Monday, May 18, 2009

The Butterfly Show at Krohn Conservatory:

Monarch, Danaus plexippus, Native to North and Central America, Europe and Australia

Krohn conservatory is a very interesting place to visit. It’s inexpensive and full of lots of interesting flowers and plants. I really like the orchid room. David and I went last year for the Butterfly show, and for Mother’s day, decided to visit again with my Mom and my Brother. We got there around 11, which was a good time. If you go on a weekend, earlier is better—especially Sundays. Aim to be there before the churches release their patrons.

Swallowtail, local

The butterfly show will run until the end of May, and Krohn is constantly hatching new butterflies and releasing them throughout the day. So, in theory, the last day should be a good as the first.

David and I shared the camera, and I watched the people as much as the butterflies. There were tons of kids there, so watch your step. You wouldn’t want to crush a butterfly or some kid’s foot. The kids were trying to be gentle with the butterflies, but kids are clumsy, so there were some cringe-worthy moments, but I witnessed no casualties.

blue morpho sans blue

The parents…well, that’s a different story. David saw an enthusiastic dad stick a butterfly on his sleeping baby’s face. I saw another couple trying to convince a butterfly to land on their kid’s hair. Parents were frantically running around, trying to get photo ops of their offspring and make sure that they didn’t smush any butterflies in their enthusiasm. There were a lot of cameras around, ranging from point and shoot to more professional digital SLR’s. David and I were chagrined to see quite a few people toting around high end cameras with huge lenses….and the flash up.

Julia, or Dryas Julia, native to North, Central and South America

Paper kite, idea leuconoe, from Asia

Common birdwing, Troides Helena, from India. This is the largest butterfly in India, and it's pretty scary.


Peacock Pansy, Junonia Almana from India

Clipper, Parthenos Sylvia lilacinus, from India

Banded Peacock, Papilio Palinurus, from Asia

Morpho, Morpho Peleides, from South America

David and I spend a lot of time trying to catch a good picture of the blue morpho, but they are shy and difficult to find.
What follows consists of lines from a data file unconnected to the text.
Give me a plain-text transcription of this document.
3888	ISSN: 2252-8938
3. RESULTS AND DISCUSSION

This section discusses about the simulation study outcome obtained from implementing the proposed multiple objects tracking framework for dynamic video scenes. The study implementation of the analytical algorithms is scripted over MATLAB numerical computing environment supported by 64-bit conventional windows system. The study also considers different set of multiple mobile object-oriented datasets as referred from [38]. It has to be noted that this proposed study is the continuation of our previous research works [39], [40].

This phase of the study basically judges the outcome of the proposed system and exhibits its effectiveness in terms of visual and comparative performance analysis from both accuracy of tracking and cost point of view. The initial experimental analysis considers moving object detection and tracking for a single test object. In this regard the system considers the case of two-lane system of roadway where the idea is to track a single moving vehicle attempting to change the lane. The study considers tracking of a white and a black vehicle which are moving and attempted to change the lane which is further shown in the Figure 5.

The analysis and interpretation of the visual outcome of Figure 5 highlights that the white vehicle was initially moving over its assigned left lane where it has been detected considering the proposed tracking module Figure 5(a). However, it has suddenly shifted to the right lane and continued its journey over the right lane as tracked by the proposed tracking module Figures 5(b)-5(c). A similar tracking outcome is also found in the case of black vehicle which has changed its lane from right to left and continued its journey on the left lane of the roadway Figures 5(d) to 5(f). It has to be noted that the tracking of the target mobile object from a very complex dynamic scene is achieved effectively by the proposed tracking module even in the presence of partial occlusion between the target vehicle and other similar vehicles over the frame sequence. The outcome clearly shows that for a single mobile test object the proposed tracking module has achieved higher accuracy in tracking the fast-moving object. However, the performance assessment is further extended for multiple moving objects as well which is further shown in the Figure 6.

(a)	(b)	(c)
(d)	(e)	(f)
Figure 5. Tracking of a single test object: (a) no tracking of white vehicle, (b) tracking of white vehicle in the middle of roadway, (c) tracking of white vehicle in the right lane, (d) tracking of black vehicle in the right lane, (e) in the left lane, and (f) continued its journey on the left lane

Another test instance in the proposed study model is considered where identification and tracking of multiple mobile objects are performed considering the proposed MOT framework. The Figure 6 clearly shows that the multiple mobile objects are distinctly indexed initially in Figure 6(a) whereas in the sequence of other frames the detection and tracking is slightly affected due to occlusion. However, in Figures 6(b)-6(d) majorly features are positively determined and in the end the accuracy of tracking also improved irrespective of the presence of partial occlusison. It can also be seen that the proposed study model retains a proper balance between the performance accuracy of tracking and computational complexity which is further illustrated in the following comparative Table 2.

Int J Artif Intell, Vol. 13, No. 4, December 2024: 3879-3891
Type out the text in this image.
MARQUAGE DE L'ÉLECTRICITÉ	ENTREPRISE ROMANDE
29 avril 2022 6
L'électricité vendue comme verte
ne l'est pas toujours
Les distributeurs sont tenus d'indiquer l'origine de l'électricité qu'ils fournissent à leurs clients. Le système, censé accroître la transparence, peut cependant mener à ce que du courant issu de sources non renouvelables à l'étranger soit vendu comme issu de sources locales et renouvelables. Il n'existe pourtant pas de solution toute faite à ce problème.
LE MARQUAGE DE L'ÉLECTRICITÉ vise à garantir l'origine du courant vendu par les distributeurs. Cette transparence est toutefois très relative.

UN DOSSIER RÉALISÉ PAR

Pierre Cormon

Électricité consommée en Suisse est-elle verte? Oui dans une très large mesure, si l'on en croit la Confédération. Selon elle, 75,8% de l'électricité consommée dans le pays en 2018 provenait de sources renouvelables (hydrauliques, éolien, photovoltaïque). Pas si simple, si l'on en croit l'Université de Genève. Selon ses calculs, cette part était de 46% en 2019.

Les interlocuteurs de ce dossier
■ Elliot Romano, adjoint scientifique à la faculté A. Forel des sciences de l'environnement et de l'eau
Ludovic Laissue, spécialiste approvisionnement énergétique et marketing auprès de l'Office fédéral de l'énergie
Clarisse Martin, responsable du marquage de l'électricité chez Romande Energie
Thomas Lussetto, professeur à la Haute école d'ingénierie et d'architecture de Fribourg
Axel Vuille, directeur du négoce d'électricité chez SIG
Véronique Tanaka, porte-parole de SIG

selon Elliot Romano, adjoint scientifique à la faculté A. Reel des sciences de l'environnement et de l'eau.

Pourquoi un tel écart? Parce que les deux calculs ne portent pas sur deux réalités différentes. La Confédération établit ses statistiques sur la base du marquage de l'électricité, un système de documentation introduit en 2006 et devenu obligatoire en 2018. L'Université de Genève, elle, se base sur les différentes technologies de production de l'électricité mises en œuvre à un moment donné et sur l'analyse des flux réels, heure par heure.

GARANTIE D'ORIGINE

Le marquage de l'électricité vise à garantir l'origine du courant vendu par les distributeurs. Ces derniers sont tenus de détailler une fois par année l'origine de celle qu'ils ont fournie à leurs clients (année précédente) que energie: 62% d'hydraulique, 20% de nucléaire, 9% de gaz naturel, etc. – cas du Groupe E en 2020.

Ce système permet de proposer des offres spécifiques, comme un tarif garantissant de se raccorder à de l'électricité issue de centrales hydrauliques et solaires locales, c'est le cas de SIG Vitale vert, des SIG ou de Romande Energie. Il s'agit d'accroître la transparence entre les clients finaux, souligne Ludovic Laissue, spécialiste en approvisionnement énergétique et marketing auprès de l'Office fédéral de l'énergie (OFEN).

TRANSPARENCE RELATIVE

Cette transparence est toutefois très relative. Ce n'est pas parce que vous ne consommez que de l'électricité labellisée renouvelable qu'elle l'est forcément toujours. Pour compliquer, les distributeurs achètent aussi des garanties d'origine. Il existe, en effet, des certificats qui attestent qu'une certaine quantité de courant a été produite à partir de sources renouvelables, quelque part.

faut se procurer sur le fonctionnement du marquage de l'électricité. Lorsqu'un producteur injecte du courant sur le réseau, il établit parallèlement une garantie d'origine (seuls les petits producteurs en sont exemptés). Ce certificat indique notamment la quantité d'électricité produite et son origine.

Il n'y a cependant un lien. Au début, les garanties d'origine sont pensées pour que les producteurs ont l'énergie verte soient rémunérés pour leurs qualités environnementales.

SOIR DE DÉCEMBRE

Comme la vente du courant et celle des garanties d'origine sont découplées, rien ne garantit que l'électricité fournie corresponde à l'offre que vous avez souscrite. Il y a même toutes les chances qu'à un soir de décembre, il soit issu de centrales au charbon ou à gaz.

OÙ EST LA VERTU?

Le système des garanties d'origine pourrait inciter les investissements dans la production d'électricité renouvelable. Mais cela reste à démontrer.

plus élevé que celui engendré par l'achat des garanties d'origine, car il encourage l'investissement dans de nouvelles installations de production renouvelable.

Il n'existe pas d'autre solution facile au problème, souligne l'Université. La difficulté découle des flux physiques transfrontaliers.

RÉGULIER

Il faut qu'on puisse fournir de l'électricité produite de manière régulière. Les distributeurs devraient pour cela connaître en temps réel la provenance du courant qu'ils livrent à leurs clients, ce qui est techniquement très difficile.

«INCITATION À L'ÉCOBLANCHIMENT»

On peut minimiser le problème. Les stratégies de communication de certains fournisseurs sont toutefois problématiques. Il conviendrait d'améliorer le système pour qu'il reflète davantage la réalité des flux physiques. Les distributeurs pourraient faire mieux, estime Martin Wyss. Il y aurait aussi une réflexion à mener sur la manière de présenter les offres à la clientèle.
As I was walking around, one of the volunteers asked if I would like a butterfly. I was kind of freaked out by the huge ones on the cage, but this one looked fairly small, so OK. tickles. get it off! get it off! get it off!

take the picture yet?

OK, SRSLY, done now, can I put it down?

After we had our fill of butterflies, we decided to visit the rest of the exhibits. The desert room was first.

feed me, seymour!

agave somehow turns into tequila

We then progressed to the orchid room, which is my favorite. There’s a little pond in the beginning with some goldfish, which I spotted immediately.
“Fishy!” I said to David, pointing to the orange fish, which was now half hidden behind a rock.

David shot me an amused look 30 seconds later, when a two year old walked in with her Dad. “Fishy!” She exclaimed, pointing in the exact manner I had.

these are my favorite types

and finally to the main plant room. David and I saw three turtles in the stream, which he was excited about.

Krohn Trivia: Did you know scenes from the Cincinnati based movie Airborne , which stars both Seth Green and a young Jack Black, were filmed here?